The best way to nurture a passion for data science is by telling interesting stories about it

Meanwhile, when students graduate, employers have come to anticipate data science unicorns to apply to advertised roles and have unrealistic expectations for the perfect candidate. Data science is perhaps unique in the need to constantly upskill and reskill to keep pace with technical developments. This makes the field more nuanced than ever. 

At the same time, soft skills are increasingly important, while ‘data translation’ and data-led strategy are also in high demand. “The capabilities that make great data scientists are not just technical,” says Richie Ramsden, technical director at the National Innovation Centre for Data. “Collaboration, communication and attitude are rapidly becoming as vital as technical skills.”

The next generation of data scientists may have to lean into certain specialisms, rather than trying to take the catch-all unicorn approach. Students should be encouraged to work towards their own talents, whether ultra-technical or more focused on communications, ethics, responsible AI, or strategy. Communicating increasingly complex data sets is more important than ever, says professor Paul Clough at the University of Sheffield’s Information School.

”Data scientists need to develop ‘data translation’ skills, whereby they don’t just understand the technologies, methods and what is possible, but can translate the tangible benefits of data science and AI in a business context,” he says.

Data science is booming as a career

For Dr Usama Fayyad, executive director, Institute for Experiential AI at Northeastern University, the current approach to data science education in universities fails to focus enough on the practical. And he believes that as in medicine, where students are supervised by experienced professionals to apply their knowledge in practical settings like hospitals, a similar approach should be true for data.
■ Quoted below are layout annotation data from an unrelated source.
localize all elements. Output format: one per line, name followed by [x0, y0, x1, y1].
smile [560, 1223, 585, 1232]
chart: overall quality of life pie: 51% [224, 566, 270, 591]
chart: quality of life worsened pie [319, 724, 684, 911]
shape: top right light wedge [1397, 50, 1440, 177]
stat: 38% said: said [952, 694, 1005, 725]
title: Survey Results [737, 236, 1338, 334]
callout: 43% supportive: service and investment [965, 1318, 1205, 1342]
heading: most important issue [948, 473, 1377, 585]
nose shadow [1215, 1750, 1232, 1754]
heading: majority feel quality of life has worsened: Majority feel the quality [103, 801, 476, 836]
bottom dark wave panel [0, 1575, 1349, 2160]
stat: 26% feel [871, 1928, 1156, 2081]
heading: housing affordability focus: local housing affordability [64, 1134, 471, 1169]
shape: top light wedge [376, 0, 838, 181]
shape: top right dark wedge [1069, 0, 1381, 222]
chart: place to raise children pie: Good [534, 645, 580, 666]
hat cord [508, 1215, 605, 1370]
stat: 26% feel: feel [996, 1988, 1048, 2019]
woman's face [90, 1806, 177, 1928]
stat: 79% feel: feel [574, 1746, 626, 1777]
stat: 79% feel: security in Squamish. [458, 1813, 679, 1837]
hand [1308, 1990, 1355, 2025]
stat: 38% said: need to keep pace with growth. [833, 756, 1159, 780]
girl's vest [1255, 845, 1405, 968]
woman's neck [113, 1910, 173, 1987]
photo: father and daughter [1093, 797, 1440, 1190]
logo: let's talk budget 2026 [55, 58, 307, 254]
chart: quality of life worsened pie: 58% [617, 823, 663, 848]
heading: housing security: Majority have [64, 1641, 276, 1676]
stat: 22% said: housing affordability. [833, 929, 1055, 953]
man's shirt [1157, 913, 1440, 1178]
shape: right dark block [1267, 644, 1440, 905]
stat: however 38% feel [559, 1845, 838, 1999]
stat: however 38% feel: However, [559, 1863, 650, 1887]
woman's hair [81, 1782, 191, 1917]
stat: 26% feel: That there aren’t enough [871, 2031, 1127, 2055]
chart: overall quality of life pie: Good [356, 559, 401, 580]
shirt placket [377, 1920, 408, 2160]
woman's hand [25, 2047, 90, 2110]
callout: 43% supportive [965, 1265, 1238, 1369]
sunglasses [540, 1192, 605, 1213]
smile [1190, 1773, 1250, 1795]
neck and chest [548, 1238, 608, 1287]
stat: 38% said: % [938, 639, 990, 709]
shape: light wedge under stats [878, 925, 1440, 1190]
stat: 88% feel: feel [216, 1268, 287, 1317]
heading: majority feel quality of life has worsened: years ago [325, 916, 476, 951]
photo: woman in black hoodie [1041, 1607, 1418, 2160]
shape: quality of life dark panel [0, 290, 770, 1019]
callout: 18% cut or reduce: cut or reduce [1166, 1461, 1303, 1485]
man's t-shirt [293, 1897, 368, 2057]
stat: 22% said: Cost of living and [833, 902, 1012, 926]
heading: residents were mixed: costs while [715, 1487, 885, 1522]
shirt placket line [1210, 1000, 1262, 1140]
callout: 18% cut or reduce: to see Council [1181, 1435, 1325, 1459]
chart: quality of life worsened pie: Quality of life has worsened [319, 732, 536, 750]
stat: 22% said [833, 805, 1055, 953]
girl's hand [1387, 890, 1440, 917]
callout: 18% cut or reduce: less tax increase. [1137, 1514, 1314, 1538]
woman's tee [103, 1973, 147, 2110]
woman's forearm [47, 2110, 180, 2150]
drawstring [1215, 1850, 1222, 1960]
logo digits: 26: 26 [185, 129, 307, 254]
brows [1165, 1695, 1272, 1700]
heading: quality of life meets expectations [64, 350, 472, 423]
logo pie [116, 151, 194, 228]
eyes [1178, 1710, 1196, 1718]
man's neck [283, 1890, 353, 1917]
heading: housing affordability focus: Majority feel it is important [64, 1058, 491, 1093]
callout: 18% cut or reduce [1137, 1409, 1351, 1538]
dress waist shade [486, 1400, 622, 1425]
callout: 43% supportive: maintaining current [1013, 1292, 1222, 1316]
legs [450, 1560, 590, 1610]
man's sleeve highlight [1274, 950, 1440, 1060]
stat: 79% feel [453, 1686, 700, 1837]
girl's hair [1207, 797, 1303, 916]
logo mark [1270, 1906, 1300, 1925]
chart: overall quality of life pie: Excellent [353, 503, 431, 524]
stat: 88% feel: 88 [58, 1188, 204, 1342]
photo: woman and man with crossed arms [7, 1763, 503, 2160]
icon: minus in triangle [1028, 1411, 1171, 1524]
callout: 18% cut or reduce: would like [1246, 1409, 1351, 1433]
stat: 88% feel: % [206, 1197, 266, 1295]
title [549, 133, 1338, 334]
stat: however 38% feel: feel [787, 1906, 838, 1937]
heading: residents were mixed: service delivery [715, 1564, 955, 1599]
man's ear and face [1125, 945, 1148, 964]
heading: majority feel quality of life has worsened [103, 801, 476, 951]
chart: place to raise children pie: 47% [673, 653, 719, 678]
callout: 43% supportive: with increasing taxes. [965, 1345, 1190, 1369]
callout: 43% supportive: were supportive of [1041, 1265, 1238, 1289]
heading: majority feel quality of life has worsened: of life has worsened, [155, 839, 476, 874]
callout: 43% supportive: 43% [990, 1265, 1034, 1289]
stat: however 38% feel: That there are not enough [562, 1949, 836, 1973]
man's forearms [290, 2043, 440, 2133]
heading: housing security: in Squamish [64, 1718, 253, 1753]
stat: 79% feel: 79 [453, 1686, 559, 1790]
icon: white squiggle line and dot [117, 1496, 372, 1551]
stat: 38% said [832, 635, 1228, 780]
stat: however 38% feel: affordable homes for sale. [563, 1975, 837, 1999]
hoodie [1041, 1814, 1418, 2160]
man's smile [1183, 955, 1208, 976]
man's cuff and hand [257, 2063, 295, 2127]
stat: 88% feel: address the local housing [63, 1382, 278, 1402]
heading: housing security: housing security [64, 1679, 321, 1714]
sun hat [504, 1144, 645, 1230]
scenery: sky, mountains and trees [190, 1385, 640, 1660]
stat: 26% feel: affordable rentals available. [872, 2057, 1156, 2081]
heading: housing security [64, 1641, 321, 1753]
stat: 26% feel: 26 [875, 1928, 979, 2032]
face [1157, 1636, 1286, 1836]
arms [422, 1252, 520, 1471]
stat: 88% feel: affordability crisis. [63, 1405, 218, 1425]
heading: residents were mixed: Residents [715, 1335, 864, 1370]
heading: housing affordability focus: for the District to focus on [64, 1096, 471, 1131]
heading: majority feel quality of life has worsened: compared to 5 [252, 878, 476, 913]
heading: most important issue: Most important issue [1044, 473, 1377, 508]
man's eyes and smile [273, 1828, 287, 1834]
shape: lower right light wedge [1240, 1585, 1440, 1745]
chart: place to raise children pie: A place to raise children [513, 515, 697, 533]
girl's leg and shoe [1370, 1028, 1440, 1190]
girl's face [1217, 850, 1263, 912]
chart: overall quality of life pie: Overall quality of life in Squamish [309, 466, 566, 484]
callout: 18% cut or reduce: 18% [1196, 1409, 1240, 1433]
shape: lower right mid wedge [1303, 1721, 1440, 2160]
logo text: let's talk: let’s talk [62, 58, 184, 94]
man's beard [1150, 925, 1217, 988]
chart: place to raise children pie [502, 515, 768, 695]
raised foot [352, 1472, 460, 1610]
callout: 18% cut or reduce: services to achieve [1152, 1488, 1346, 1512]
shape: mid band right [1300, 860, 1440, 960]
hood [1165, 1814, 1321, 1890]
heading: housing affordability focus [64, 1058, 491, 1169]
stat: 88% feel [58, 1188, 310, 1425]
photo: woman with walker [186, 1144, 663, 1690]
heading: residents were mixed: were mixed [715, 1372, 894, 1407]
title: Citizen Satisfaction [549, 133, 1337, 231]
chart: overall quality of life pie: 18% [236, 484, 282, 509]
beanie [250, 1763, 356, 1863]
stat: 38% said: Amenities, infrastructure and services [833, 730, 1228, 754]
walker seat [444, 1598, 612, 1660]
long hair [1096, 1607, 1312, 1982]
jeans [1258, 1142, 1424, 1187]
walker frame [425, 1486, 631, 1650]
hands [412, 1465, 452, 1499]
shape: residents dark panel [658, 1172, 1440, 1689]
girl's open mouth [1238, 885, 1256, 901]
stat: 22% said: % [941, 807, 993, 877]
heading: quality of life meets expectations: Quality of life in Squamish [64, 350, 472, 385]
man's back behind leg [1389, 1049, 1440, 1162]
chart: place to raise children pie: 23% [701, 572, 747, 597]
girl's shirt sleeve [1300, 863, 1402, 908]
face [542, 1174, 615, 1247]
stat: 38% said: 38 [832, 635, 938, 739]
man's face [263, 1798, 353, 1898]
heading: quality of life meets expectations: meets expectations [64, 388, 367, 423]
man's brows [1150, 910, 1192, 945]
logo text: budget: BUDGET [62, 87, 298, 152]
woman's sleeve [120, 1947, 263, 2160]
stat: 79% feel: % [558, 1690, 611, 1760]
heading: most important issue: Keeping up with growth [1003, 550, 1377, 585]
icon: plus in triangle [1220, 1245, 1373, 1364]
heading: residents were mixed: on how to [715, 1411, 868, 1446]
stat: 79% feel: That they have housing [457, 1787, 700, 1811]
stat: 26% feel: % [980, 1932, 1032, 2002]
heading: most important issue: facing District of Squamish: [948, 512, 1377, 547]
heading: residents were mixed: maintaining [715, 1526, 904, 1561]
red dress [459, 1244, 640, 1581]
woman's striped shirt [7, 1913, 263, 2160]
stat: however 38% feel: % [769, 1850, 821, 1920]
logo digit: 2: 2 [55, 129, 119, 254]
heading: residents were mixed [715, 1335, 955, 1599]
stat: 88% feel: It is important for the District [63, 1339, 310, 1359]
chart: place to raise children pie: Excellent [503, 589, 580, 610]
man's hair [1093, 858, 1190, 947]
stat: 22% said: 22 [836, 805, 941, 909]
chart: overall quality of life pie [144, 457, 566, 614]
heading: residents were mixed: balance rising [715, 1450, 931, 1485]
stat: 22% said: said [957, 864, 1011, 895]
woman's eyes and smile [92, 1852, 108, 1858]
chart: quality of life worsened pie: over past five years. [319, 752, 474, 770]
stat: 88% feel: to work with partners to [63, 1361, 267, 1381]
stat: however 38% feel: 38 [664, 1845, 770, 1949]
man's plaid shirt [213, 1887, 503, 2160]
That way, students “have a feel for what it takes to do a project in real life – when half the data is missing, or a third is wrong, dealing all the way from what’s responsible and ethical AI, down to what’s realistic in terms of deployment.”

It’s a point echoed by recent graduate Hannah Alexander, who came to data science with a mechanical engineering degree and is now a junior data scientist at Ascent. She says there’s a difference between learning in principle and applying in practice. “For those who learn data science in an academic setting, there should be some emphasis on solving real-world problems,” she says. “The hardest part is the application.” 

But Fayyad isn’t worried about the data scientist skills gap in the long term. “This is the agriculture and harvesting of the future,” he says. “We will get people to enrol simply because the value is there.”